APRESENTAÇÃO
No segundo semestre de 2008, comecei a conversar com amigos em comum, pois queria muito fazer um livro com o Gil. É claro que acreditava antecipar a comemoração dos 70 anos em 26 de junho de 2012, quatro anos depois.
Não que Gilberto Gil, sua trajetória e o seu “ser pra gente” precisasse de data e motivo. Mas, entre o que é o mercado, o hábito ou a sábia decisão de marcarmos os ritmos da vida... tínhamos belíssimos 70 anos!
Pensava no projeto editorial, e Gil me impunha tantos caminhos, estudos e possibilidades que inicialmente chamei o livro de 70 vezes Gil (o tal título provisório). E me apeguei ao título. Até hoje, em nossa editora, tem gente que ainda se refere a ele assim: 70 vezes Gil. Não que 70 tome, contenha Gil, mas virou um apelido carinhoso para aqueles que há muito esperam fazer parte dessa obra, ainda que em trabalho invisível (e, para todos e cada um, obrigada e beijos).
Em 2009 chegamos a Gege, pelas mãos de Flora Gil, Nara Gil e Ju Velloso, amiga-irmã e produtora destacada do livro. Depois, ainda se juntaram a nós Maria Gil e Gilda Mattoso, e a todas devemos muitos agradecimentos pela paciência e dedicação ao projeto.
Sempre digo que trafego bem entre aqueles que me formaram, que me puseram pra pensar (e nesse processo Gil ocupa um espaço enorme em minha biografia). No entanto, fui fã. No primeiro cumprimento, falei a Gil que eu quase diariamente repetia mentalmente os versos: “Se eu ando o tempo todo a jato, ao menos/ Aprendi a ser o último a sair do avião”, de “Cada tempo em seu lugar”. E toda a música em sequência me vem, com a propriedade sábia e redentora de cada palavra. Disse tudo de pronto, logo que estendi a mão, com o olho transbordando. Esse efeito Gil em mim, naquele momento, me surpreendeu (e continua me surpreendendo) como muito do que ele diz, em música ou não.
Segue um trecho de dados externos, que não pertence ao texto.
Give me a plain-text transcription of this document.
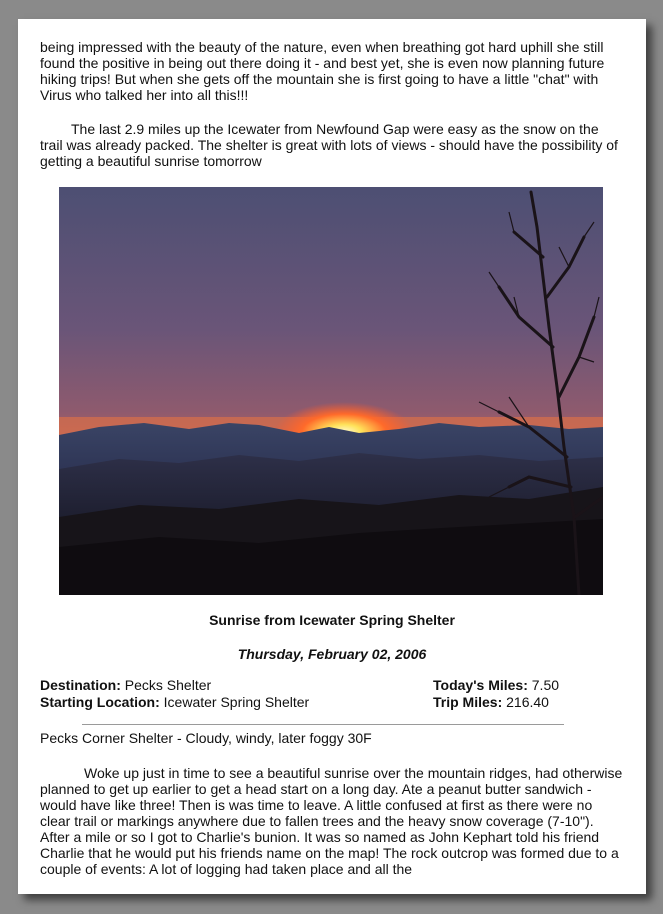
being impressed with the beauty of the nature, even when breathing got hard uphill she still found the positive in being out there doing it - and best yet, she is even now planning future hiking trips! But when she gets off the mountain she is first going to have a little "chat" with Virus who talked her into all this!!!
The last 2.9 miles up the Icewater from Newfound Gap were easy as the snow on the trail was already packed. The shelter is great with lots of views - should have the possibility of getting a beautiful sunrise tomorrow
Sunrise from Icewater Spring Shelter
Thursday, February 02, 2006
Destination: Pecks Shelter
Starting Location: Icewater Spring Shelter
Today's Miles: 7.50
Trip Miles: 216.40
Pecks Corner Shelter - Cloudy, windy, later foggy 30F
Woke up just in time to see a beautiful sunrise over the mountain ridges, had otherwise planned to get up earlier to get a head start on a long day. Ate a peanut butter sandwich - would have like three! Then is was time to leave. A little confused at first as there were no clear trail or markings anywhere due to fallen trees and the heavy snow coverage (7-10"). After a mile or so I got to Charlie's bunion. It was so named as John Kephart told his friend Charlie that he would put his friends name on the map! The rock outcrop was formed due to a couple of events: A lot of logging had taken place and all the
Gil pega e carrega a gente assim, e vou dar só um exemplo. A gente está ouvindo um baião, aquela música que nos é próxima como uma trilha sonora imperceptível da história brasileira, e ele manda: “Debaixo do barro do chão da pista onde se dança/ Suspira uma sustança sustentada por um sopro divino/ Que sobe pelos pés da gente e de repente se lança/ Pela sanfona afora até o coração do menino” (“De onde vem o baião”). E o menino é Gil, como ele nos conta aqui neste livro. E é também a gente ali com ele. Não se pode ficar imóvel diante de Gil, e eu não estou falando apenas da Deusa Música ou do Deus da Mudança e o da Dança. Estou falando do olhar de Gilberto Gil sobre o mundo.
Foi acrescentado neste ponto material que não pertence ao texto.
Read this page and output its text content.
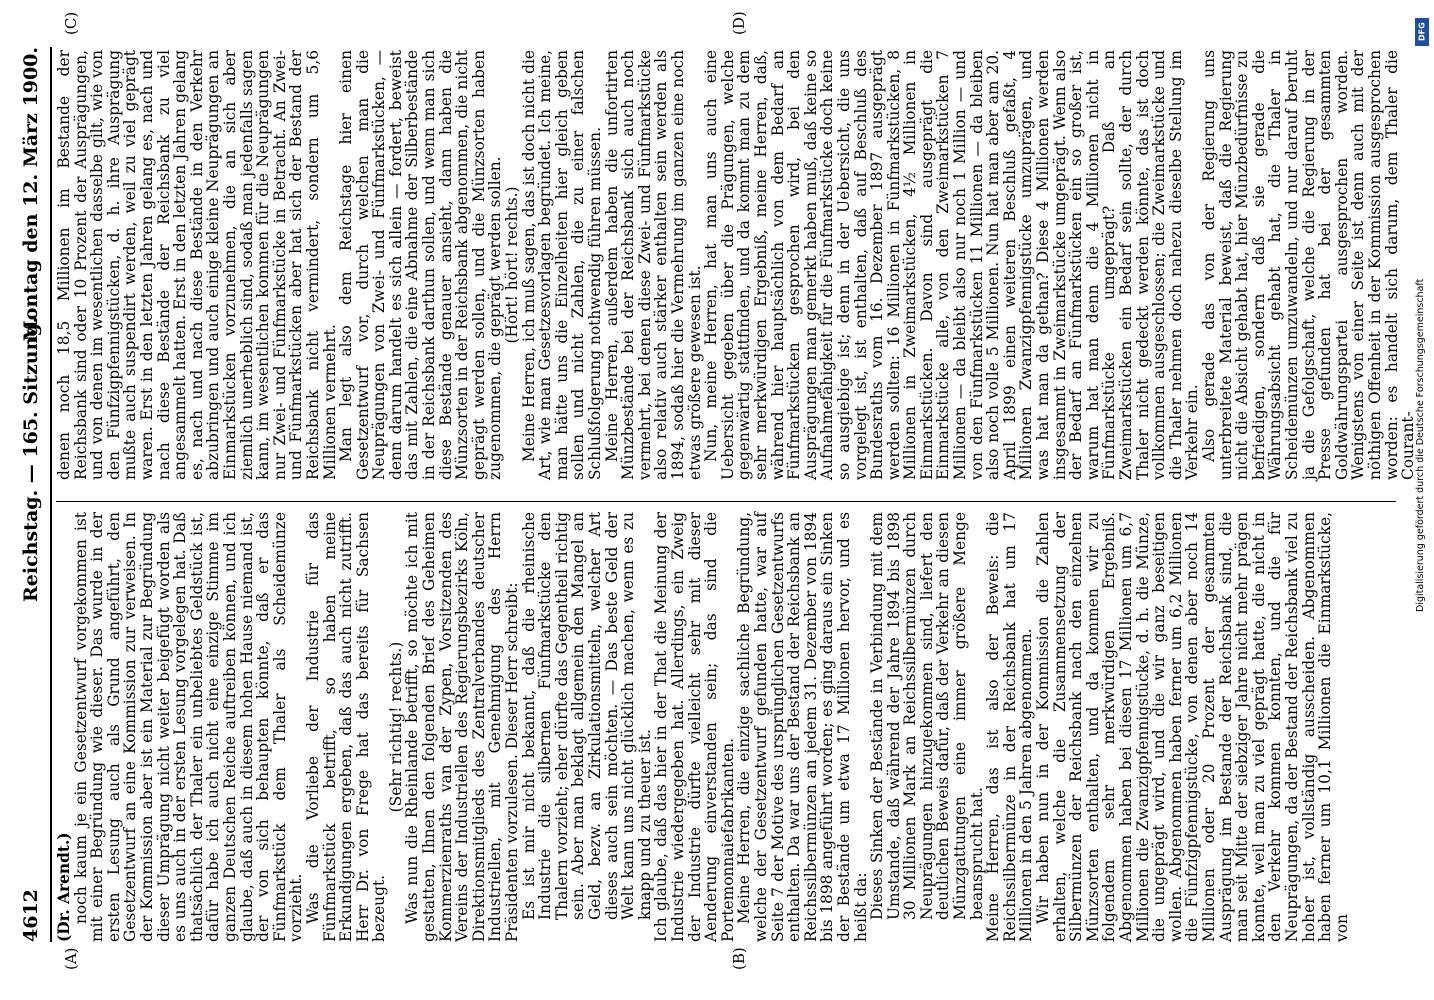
DFG
Digitalisierung gefördert durch die Deutsche Forschungsgemeinschaft
4612
Reichstag. — 165. Sitzung.
Montag den 12. März 1900.
(A)	(B)
(C)	(D)

(Dr. Arendt.)

noch kaum je ein Gesetzentwurf vorgekommen ist mit einer Begründung wie dieser. Das wurde in der ersten Lesung auch als Grund angeführt, den Gesetzentwurf an eine Kommission zur verweisen. In der Kommission aber ist ein Material zur Begründung dieser Umprägung nicht weiter beigefügt worden als es uns auch in der ersten Lesung vorgelegen hat. Daß thatsächlich der Thaler ein unbeliebtes Geldstück ist, dafür habe ich auch nicht eine einzige Stimme im ganzen Deutschen Reiche auftreiben können, und ich glaube, daß auch in diesem hohen Hause niemand ist, der von sich behaupten könnte, daß er das Fünfmarkstück dem Thaler als Scheidemünze vorzieht.

Was die Vorliebe der Industrie für das Fünfmarkstück betrifft, so haben meine Erkundigungen ergeben, daß das auch nicht zutrifft. Herr Dr. von Frege hat das bereits für Sachsen bezeugt.

(Sehr richtig! rechts.)

Was nun die Rheinlande betrifft, so möchte ich mit gestatten, Ihnen den folgenden Brief des Geheimen Kommerzienraths van der Zypen, Vorsitzenden des Vereins der Industriellen des Regierungsbezirks Köln, Direktionsmitglieds des Zentralverbandes deutscher Industriellen, mit Genehmigung des Herrn Präsidenten vorzulesen. Dieser Herr schreibt:

Es ist mir nicht bekannt, daß die rheinische Industrie die silbernen Fünfmarkstücke den Thalern vorzieht; eher dürfte das Gegentheil richtig sein. Aber man beklagt allgemein den Mangel an Geld, bezw. an Zirkulationsmitteln, welcher Art dieses auch sein möchten. — Das beste Geld der Welt kann uns nicht glücklich machen, wenn es zu knapp und zu theuer ist.

Ich glaube, daß das hier in der That die Meinung der Industrie wiedergegeben hat. Allerdings, ein Zweig der Industrie dürfte vielleicht sehr mit dieser Aenderung einverstanden sein; das sind die Portemonnaiefabrikanten.

Meine Herren, die einzige sachliche Begründung, welche der Gesetzentwurf gefunden hatte, war auf Seite 7 der Motive des ursprünglichen Gesetzentwurfs enthalten. Da war uns der Bestand der Reichsbank an Reichssilbermünzen an jedem 31. Dezember von 1894 bis 1898 angeführt worden; es ging daraus ein Sinken der Bestände um etwa 17 Millionen hervor, und es heißt da:

Dieses Sinken der Bestände in Verbindung mit dem Umstande, daß während der Jahre 1894 bis 1898 30 Millionen Mark an Reichssilbermünzen durch Neuprägungen hinzugekommen sind, liefert den deutlichen Beweis dafür, daß der Verkehr an diesen Münzgattungen eine immer größere Menge beansprucht hat.

Meine Herren, das ist also der Beweis: die Reichssilbermünze in der Reichsbank hat um 17 Millionen in den 5 Jahren abgenommen.

Wir haben nun in der Kommission die Zahlen erhalten, welche die Zusammensetzung der Silbermünzen der Reichsbank nach den einzelnen Münzsorten enthalten, und da kommen wir zu folgendem sehr merkwürdigen Ergebniß. Abgenommen haben bei diesen 17 Millionen um 6,7 Millionen die Zwanzigpfennigstücke, d. h. die Münze, die ungeprägt wird, und die wir ganz beseitigen wollen. Abgenommen haben ferner um 6,2 Millionen die Fünfzigpfennigstücke, von denen aber noch 14 Millionen oder 20 Prozent der gesammten Ausprägung im Bestande der Reichsbank sind, die man seit Mitte der siebziger Jahre nicht mehr prägen konnte, weil man zu viel geprägt hatte, die nicht in den Verkehr kommen konnten, und die für Neuprägungen, da der Bestand der Reichsbank viel zu hoher ist, vollständig ausscheiden. Abgenommen haben ferner um 10,1 Millionen die Einmarkstücke, von

denen noch 18,5 Millionen im Bestande der Reichsbank sind oder 10 Prozent der Ausprägungen, und von denen im wesentlichen dasselbe gilt, wie von den Fünfzigpfennigstücken, d. h. ihre Ausprägung mußte auch suspendirt werden, weil zu viel geprägt waren. Erst in den letzten Jahren gelang es, nach und nach diese Bestände der Reichsbank zu viel angesammelt hatten. Erst in den letzten Jahren gelang es, nach und nach diese Bestände in den Verkehr abzubringen und auch einige kleine Neuprägungen an Einmarkstücken vorzunehmen, die an sich aber ziemlich unerheblich sind, sodaß man jedenfalls sagen kann, im wesentlichen kommen für die Neuprägungen nur Zwei- und Fünfmarkstücke in Betracht. An Zwei- und Fünfmarkstücken aber hat sich der Bestand der Reichsbank nicht vermindert, sondern um 5,6 Millionen vermehrt.

Man legt also dem Reichstage hier einen Gesetzentwurf vor, durch welchen man die Neuprägungen von Zwei- und Fünfmarkstücken, — denn darum handelt es sich allein — fordert, beweist das mit Zahlen, die eine Abnahme der Silberbestände in der Reichsbank darthun sollen, und wenn man sich diese Bestände genauer ansieht, dann haben die Münzsorten in der Reichsbank abgenommen, die nicht geprägt werden sollen, und die Münzsorten haben zugenommen, die geprägt werden sollen.

(Hört! hört! rechts.)

Meine Herren, ich muß sagen, das ist doch nicht die Art, wie man Gesetzesvorlagen begründet. Ich meine, man hätte uns die Einzelheiten hier gleich geben sollen und nicht Zahlen, die zu einer falschen Schlußfolgerung nothwendig führen müssen.

Meine Herren, außerdem haben die unfortirten Münzbestände bei der Reichsbank sich auch noch vermehrt, bei denen diese Zwei- und Fünfmarkstücke also relativ auch stärker enthalten sein werden als 1894, sodaß hier die Vermehrung im ganzen eine noch etwas größere gewesen ist.

Nun, meine Herren, hat man uns auch eine Uebersicht gegeben über die Prägungen, welche gegenwärtig stattfinden, und da kommt man zu dem sehr merkwürdigen Ergebniß, meine Herren, daß, während hier hauptsächlich von dem Bedarf an Fünfmarkstücken gesprochen wird, bei den Ausprägungen man gemerkt haben muß, daß keine so Aufnahmefähigkeit für die Fünfmarkstücke doch keine so ausgiebige ist; denn in der Uebersicht, die uns vorgelegt ist, ist enthalten, daß auf Beschluß des Bundesraths vom 16. Dezember 1897 ausgeprägt werden sollten: 16 Millionen in Fünfmarkstücken, 8 Millionen in Zweimarkstücken, 4½ Millionen in Einmarkstücken. Davon sind ausgeprägt die Einmarkstücke alle, von den Zweimarkstücken 7 Millionen — da bleibt also nur noch 1 Million — und von den Fünfmarkstücken 11 Millionen — da bleiben also noch volle 5 Millionen. Nun hat man aber am 20. April 1899 einen weiteren Beschluß gefaßt, 4 Millionen Zwanzigpfennigstücke umzuprägen, und was hat man da gethan? Diese 4 Millionen werden insgesammt in Zweimarkstücke umgeprägt. Wenn also der Bedarf an Fünfmarkstücken ein so großer ist, warum hat man denn die 4 Millionen nicht in Fünfmarkstücke umgeprägt? Daß an Zweimarkstücken ein Bedarf sein sollte, der durch Thaler nicht gedeckt werden könnte, das ist doch vollkommen ausgeschlossen; die Zweimarkstücke und die Thaler nehmen doch nahezu dieselbe Stellung im Verkehr ein.

Also gerade das von der Regierung uns unterbreitete Material beweist, daß die Regierung nicht die Absicht gehabt hat, hier Münzbedürfnisse zu befriedigen, sondern daß sie gerade die Währungsabsicht gehabt hat, die Thaler in Scheidemünzen umzuwandeln, und nur darauf beruht ja die Gefolgschaft, welche die Regierung in der Presse gefunden hat bei der gesammten Goldwährungspartei ausgesprochen worden. Wenigstens von einer Seite ist denn auch mit der nöthigen Offenheit in der Kommission ausgesprochen worden: es handelt sich darum, dem Thaler die Courant-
Começamos então a conversar e a trabalhar. Gil chegou a dizer, um dia, que adoraria ele mesmo escrever, mas que tinha outras urgências da escrita e que, também, não tinha a memória de Caetano, que era capaz de contar, detalhadamente, os fatos que o próprio Gil havia vivido. Gil não escreveu de próprio punho, mas nos contou e indicou tudo, em longas e repetidas horas de conversa. Depois leu, releu e “refalou”. Se a memória de Caetano é melhor? Não sei, mas a de Gil é ótima.
Nesse início do projeto contamos com o raro e dedicado trabalho de Otávio Rodrigues, jornalista e amigo de Gil e de Flora, que realizou as primeiras entrevistas e pesquisas, tanto com o Gil, quanto com os seus familiares e amigos dos primeiros tempos de Bahia. Otávio não pôde prosseguir, mas nos deixou um belíssimo acervo e o necessário registro, sempre insuficiente, da nossa gratidão, para além do exercício do crédito formal.
Em 2011 recebemos de Regina Zappa, que dispensa apresentações e credenciais, os originais do livro Para seguir minha jornada, sobre Chico Buarque. A maneira como Regina costurou a voz do biografado e trabalhou conosco na edição do discurso iconográfico nos impunha o convite ao belíssimo e difícil trabalho de editar um pouco da vida de Gilberto Gil.
O título já não era mais provisório, e foi dado por Rita Lee, em “Giló”, gravada no LP realizado com Gil, Refestança. Vale a pena ir à letra, uma justa descrição de Gil, feita de bem perto de Gil.
O livro chega agora, no tempo dele. Não chegou para os 70, e Gil não cabe mesmo neles: está antes, agora e para além desses tempos, sendo, como poucos, um homem do seu tempo e gentes, tradutor e voz deles.
Fui fã, mas confirmei as minhas metas de sempre, quase em mantras (porque são as de Gil, as ensinadas por ele): cada tempo em seu lugar. Tínhamos chegado ao livro.